Goodwill is measured at cost less accumulated impairment losses and is subject to testing for impairment, as described in note 2.6.

Software development costs

Development expenditure attributable to projects where the technical feasibility and commercial viability of which are reasonably assured, is capitalised and amortised over the time period for which the tangible benefits of the projects are expected to be realised. Software development costs are not amortised until the completion date and when the software is ready for use. Amortisation is charged to the income statement on a straight-line basis over its estimated useful life of 3 years.

Computer software

Computer software, which is acquired by the Group, where it is not an integral part of the related hardware, is treated as an intangible asset. Computer software is amortised in the income statement on a straight-line basis over its estimated useful life of 3 years, from the date on which it is ready for use.

Impairment of non-financial assets

The carrying amounts of the Group’s non-financial assets with finite useful lives, are reviewed at each reporting date to determine whether there is any indication of impairment. If any such indication exists, the assets’ recoverable amounts are estimated. Non-financial assets with infinite useful lives or not available for use are tested for impairment on an annual basis.

An impairment loss is recognised if the carrying amount of an asset or its cash-generating unit exceeds its recoverable amount. The recoverable amount of an asset or cash-generating unit is the greater of its value in use and its fair value less costs to sell. In assessing value in use, the estimated future cash flows are discounted to their present value using a discount rate that reflects current market assessments of the time value of money and the risks specific to the asset or cash-generating unit. A cash-generating unit is the smallest identifiable asset group that generates cash flows that are largely independent from other assets and groups.

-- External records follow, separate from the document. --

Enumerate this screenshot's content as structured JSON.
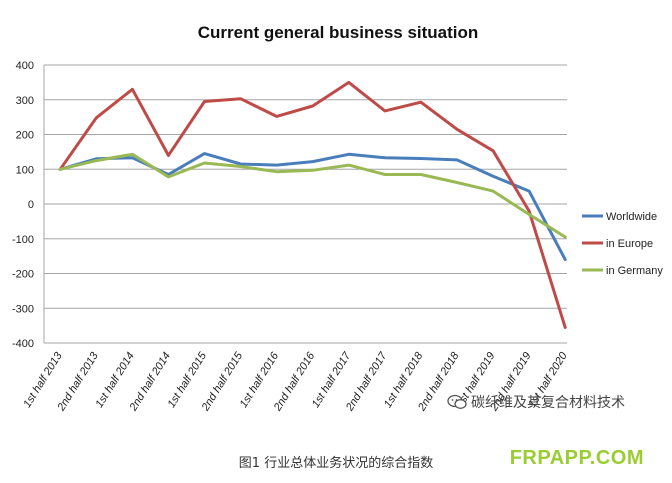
{
  "chart_data": {
    "type": "line",
    "title": "Current general business situation",
    "categories": [
      "1st half 2013",
      "2nd half 2013",
      "1st half 2014",
      "2nd half 2014",
      "1st half 2015",
      "2nd half 2015",
      "1st half 2016",
      "2nd half 2016",
      "1st half 2017",
      "2nd half 2017",
      "1st half 2018",
      "2nd half 2018",
      "1st half 2019",
      "2nd half 2019",
      "1st half 2020"
    ],
    "ylim": [
      -400,
      400
    ],
    "yticks": [
      400,
      300,
      200,
      100,
      0,
      -100,
      -200,
      -300,
      -400
    ],
    "grid": true,
    "legend_position": "right",
    "series": [
      {
        "name": "Worldwide",
        "color": "#4a7ebb",
        "values": [
          100,
          130,
          133,
          85,
          145,
          115,
          112,
          122,
          143,
          133,
          131,
          127,
          80,
          37,
          -160
        ]
      },
      {
        "name": "in Europe",
        "color": "#be4b48",
        "values": [
          100,
          248,
          330,
          140,
          295,
          303,
          252,
          282,
          350,
          268,
          293,
          215,
          153,
          -20,
          -355
        ]
      },
      {
        "name": "in Germany",
        "color": "#98b954",
        "values": [
          100,
          125,
          143,
          78,
          118,
          108,
          93,
          97,
          112,
          85,
          85,
          62,
          37,
          -30,
          -95
        ]
      }
    ]
  },
  "caption": "图1 行业总体业务状况的综合指数",
  "watermark": "碳纤维及其复合材料技术",
  "site": "FRPAPP.COM"
}
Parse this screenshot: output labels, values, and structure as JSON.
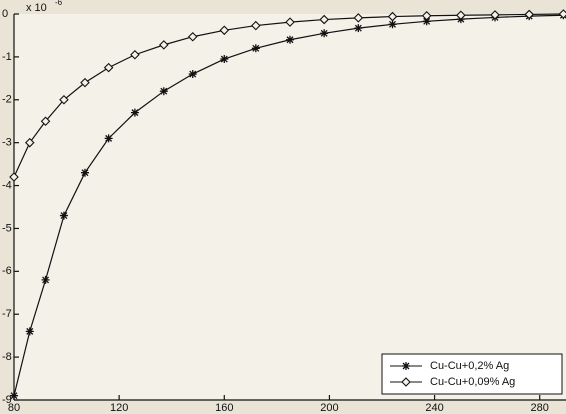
{
  "chart_data": {
    "type": "line",
    "y_multiplier": "x 10",
    "y_multiplier_exp": "-6",
    "x": [
      80,
      86,
      92,
      99,
      107,
      116,
      126,
      137,
      148,
      160,
      172,
      185,
      198,
      211,
      224,
      237,
      250,
      263,
      276,
      289
    ],
    "series": [
      {
        "name": "Cu-Cu+0,2% Ag",
        "color": "#111111",
        "marker": "star",
        "values": [
          -8.9,
          -7.4,
          -6.2,
          -4.7,
          -3.7,
          -2.9,
          -2.3,
          -1.8,
          -1.4,
          -1.05,
          -0.8,
          -0.6,
          -0.45,
          -0.33,
          -0.24,
          -0.17,
          -0.12,
          -0.08,
          -0.05,
          -0.03
        ]
      },
      {
        "name": "Cu-Cu+0,09% Ag",
        "color": "#111111",
        "marker": "diamond",
        "values": [
          -3.8,
          -3.0,
          -2.5,
          -2.0,
          -1.6,
          -1.25,
          -0.95,
          -0.72,
          -0.53,
          -0.38,
          -0.27,
          -0.19,
          -0.13,
          -0.09,
          -0.06,
          -0.04,
          -0.03,
          -0.02,
          -0.01,
          0
        ]
      }
    ],
    "xlim": [
      80,
      290
    ],
    "xticks": [
      80,
      120,
      160,
      200,
      240,
      280
    ],
    "ylim": [
      -9,
      0
    ],
    "yticks": [
      0,
      -1,
      -2,
      -3,
      -4,
      -5,
      -6,
      -7,
      -8,
      -9
    ],
    "legend": "lower right"
  }
}
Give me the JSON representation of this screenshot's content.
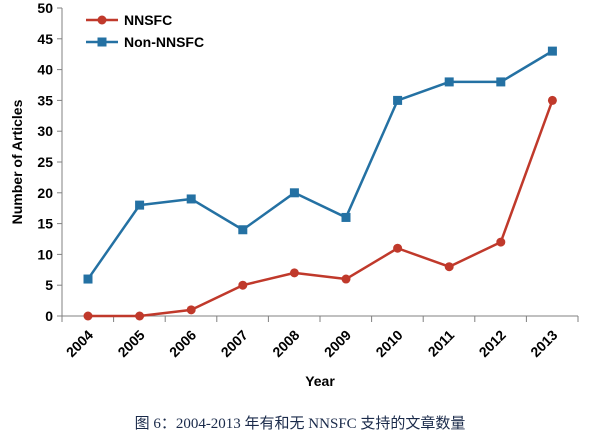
{
  "caption": "图 6：2004-2013 年有和无 NNSFC 支持的文章数量",
  "chart_data": {
    "type": "line",
    "x": [
      "2004",
      "2005",
      "2006",
      "2007",
      "2008",
      "2009",
      "2010",
      "2011",
      "2012",
      "2013"
    ],
    "series": [
      {
        "name": "NNSFC",
        "values": [
          0,
          0,
          1,
          5,
          7,
          6,
          11,
          8,
          12,
          35
        ],
        "color": "#c0392b",
        "marker": "circle"
      },
      {
        "name": "Non-NNSFC",
        "values": [
          6,
          18,
          19,
          14,
          20,
          16,
          35,
          38,
          38,
          43
        ],
        "color": "#2471a3",
        "marker": "square"
      }
    ],
    "xlabel": "Year",
    "ylabel": "Number of Articles",
    "ylim": [
      0,
      50
    ],
    "yticks": [
      0,
      5,
      10,
      15,
      20,
      25,
      30,
      35,
      40,
      45,
      50
    ],
    "grid": false,
    "legend": "top-left"
  }
}
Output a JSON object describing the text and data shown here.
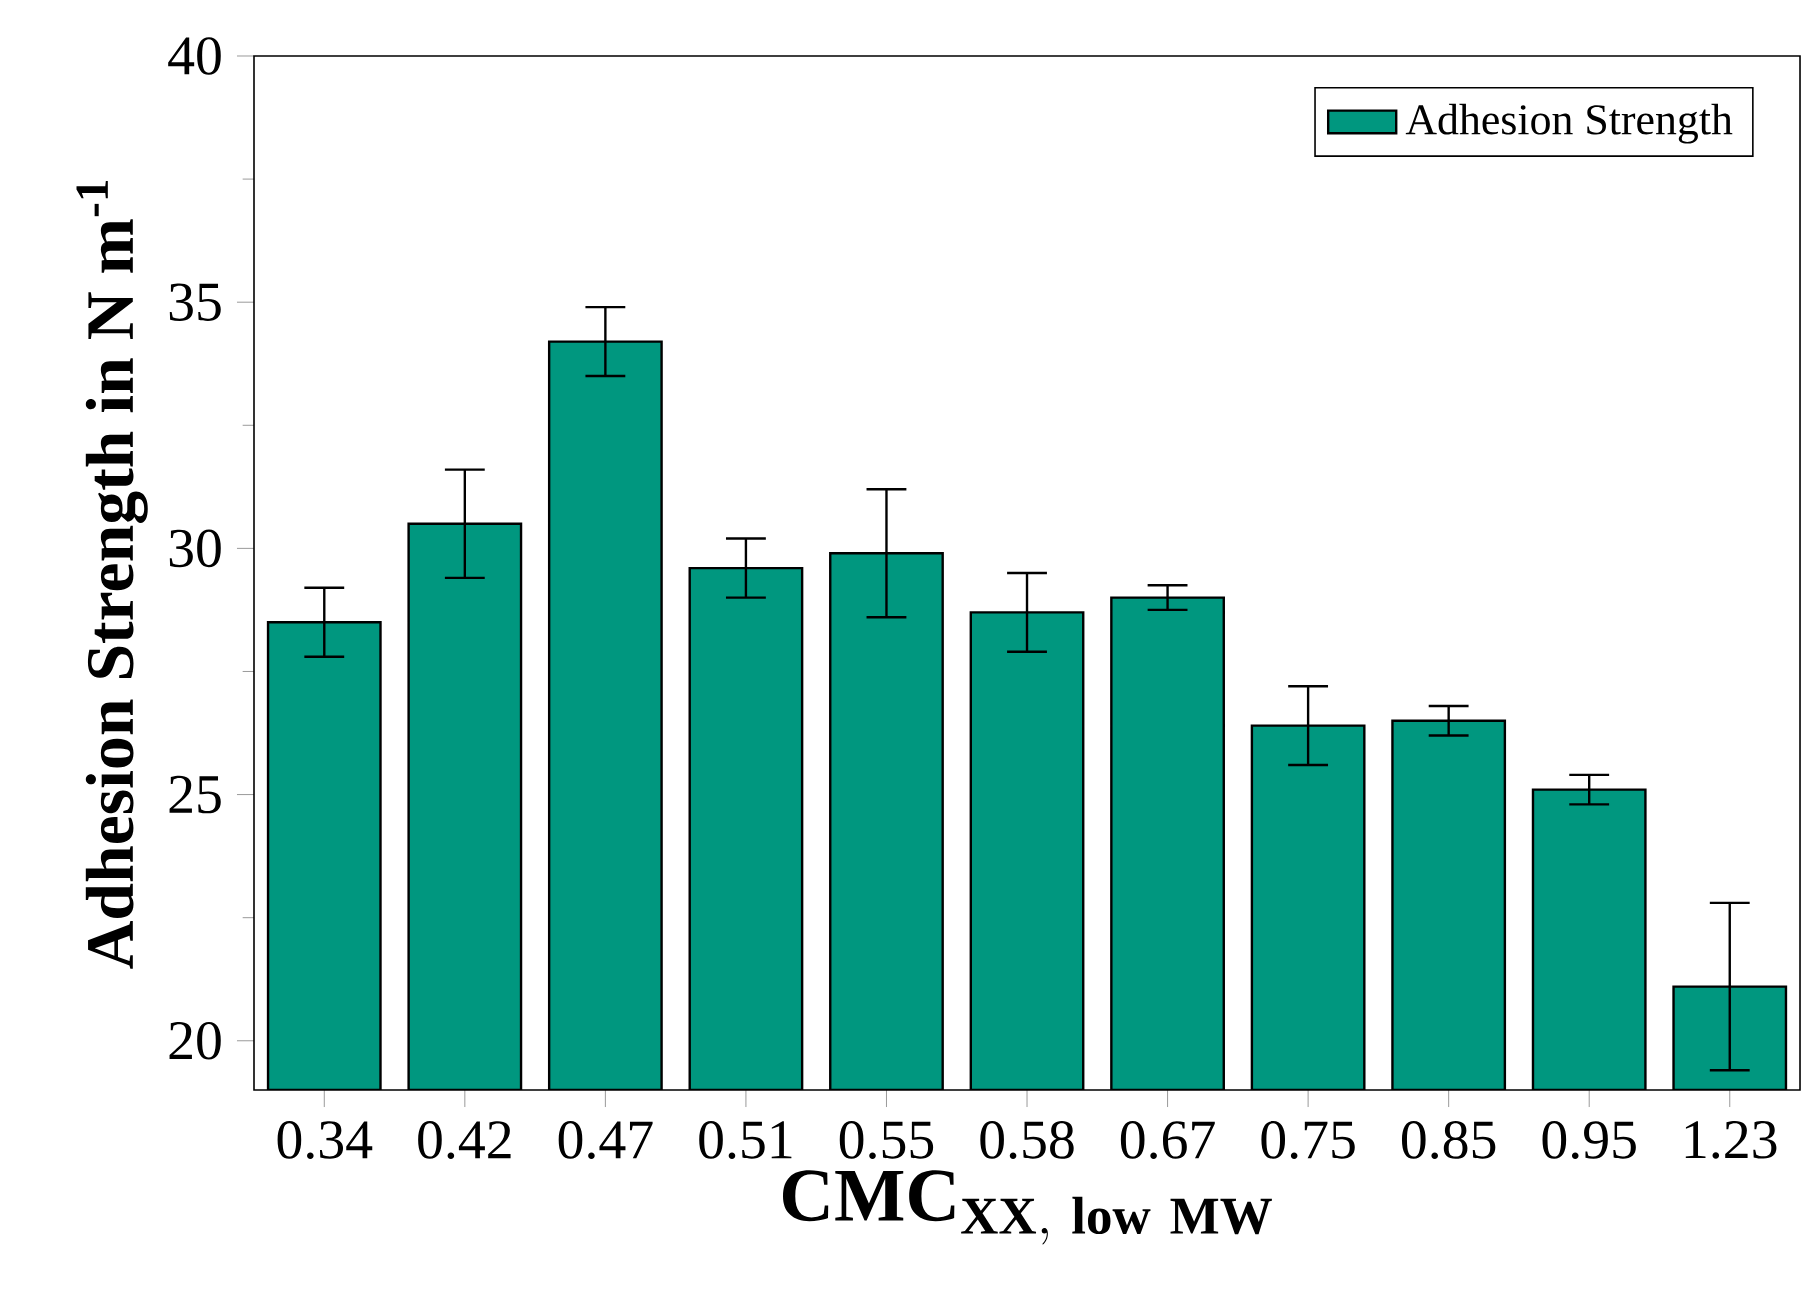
{
  "chart_data": {
    "type": "bar",
    "xlabel": "\\mathbf{CMC}_{\\mathbf{XX,\\ low\\ MW}}",
    "ylabel": "Adhesion Strength in N m$^{-1}$",
    "categories": [
      "0.34",
      "0.42",
      "0.47",
      "0.51",
      "0.55",
      "0.58",
      "0.67",
      "0.75",
      "0.85",
      "0.95",
      "1.23"
    ],
    "series": [
      {
        "name": "Adhesion Strength",
        "color": "#00977f",
        "values": [
          28.5,
          30.5,
          34.2,
          29.6,
          29.9,
          28.7,
          29.0,
          26.4,
          26.5,
          25.1,
          21.1
        ],
        "errors": [
          0.7,
          1.1,
          0.7,
          0.6,
          1.3,
          0.8,
          0.25,
          0.8,
          0.3,
          0.3,
          1.7
        ]
      }
    ],
    "ylim": [
      19,
      40
    ],
    "yticks": [
      20,
      25,
      30,
      35,
      40
    ],
    "legend": "top right"
  }
}
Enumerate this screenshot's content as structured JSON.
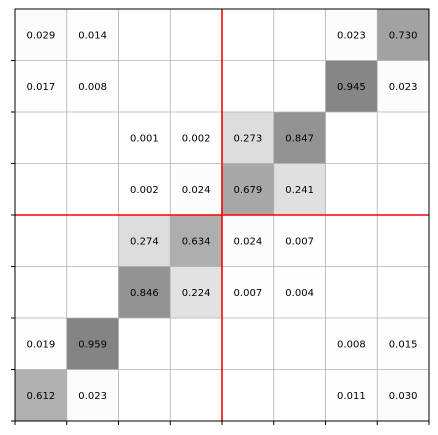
{
  "chart_data": {
    "type": "heatmap",
    "title": "",
    "xlabel": "",
    "ylabel": "",
    "rows": 8,
    "cols": 8,
    "grid": true,
    "axis_ticks": "unlabeled",
    "matrix": [
      [
        0.029,
        0.014,
        null,
        null,
        null,
        null,
        0.023,
        0.73
      ],
      [
        0.017,
        0.008,
        null,
        null,
        null,
        null,
        0.945,
        0.023
      ],
      [
        null,
        null,
        0.001,
        0.002,
        0.273,
        0.847,
        null,
        null
      ],
      [
        null,
        null,
        0.002,
        0.024,
        0.679,
        0.241,
        null,
        null
      ],
      [
        null,
        null,
        0.274,
        0.634,
        0.024,
        0.007,
        null,
        null
      ],
      [
        null,
        null,
        0.846,
        0.224,
        0.007,
        0.004,
        null,
        null
      ],
      [
        0.019,
        0.959,
        null,
        null,
        null,
        null,
        0.008,
        0.015
      ],
      [
        0.612,
        0.023,
        null,
        null,
        null,
        null,
        0.011,
        0.03
      ]
    ],
    "value_format": "3 decimals",
    "color_scale": {
      "low": "#ffffff",
      "high": "#7f7f7f",
      "min": 0,
      "max": 1
    },
    "divider_lines": {
      "color": "#ff0000",
      "vertical_after_col": 4,
      "horizontal_after_row": 4
    }
  }
}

Subject to an operating segment ceiling test, for the purposes of goodwill impairment testing, cash-generating units to which goodwill has been allocated are aggregated so that the level at which impairment testing is performed reflects the lowest level at which goodwill is monitored for internal reporting purposes. Goodwill acquired in a business combination is allocated to groups of cash-generating units that are expected to benefit from the synergies of the combination.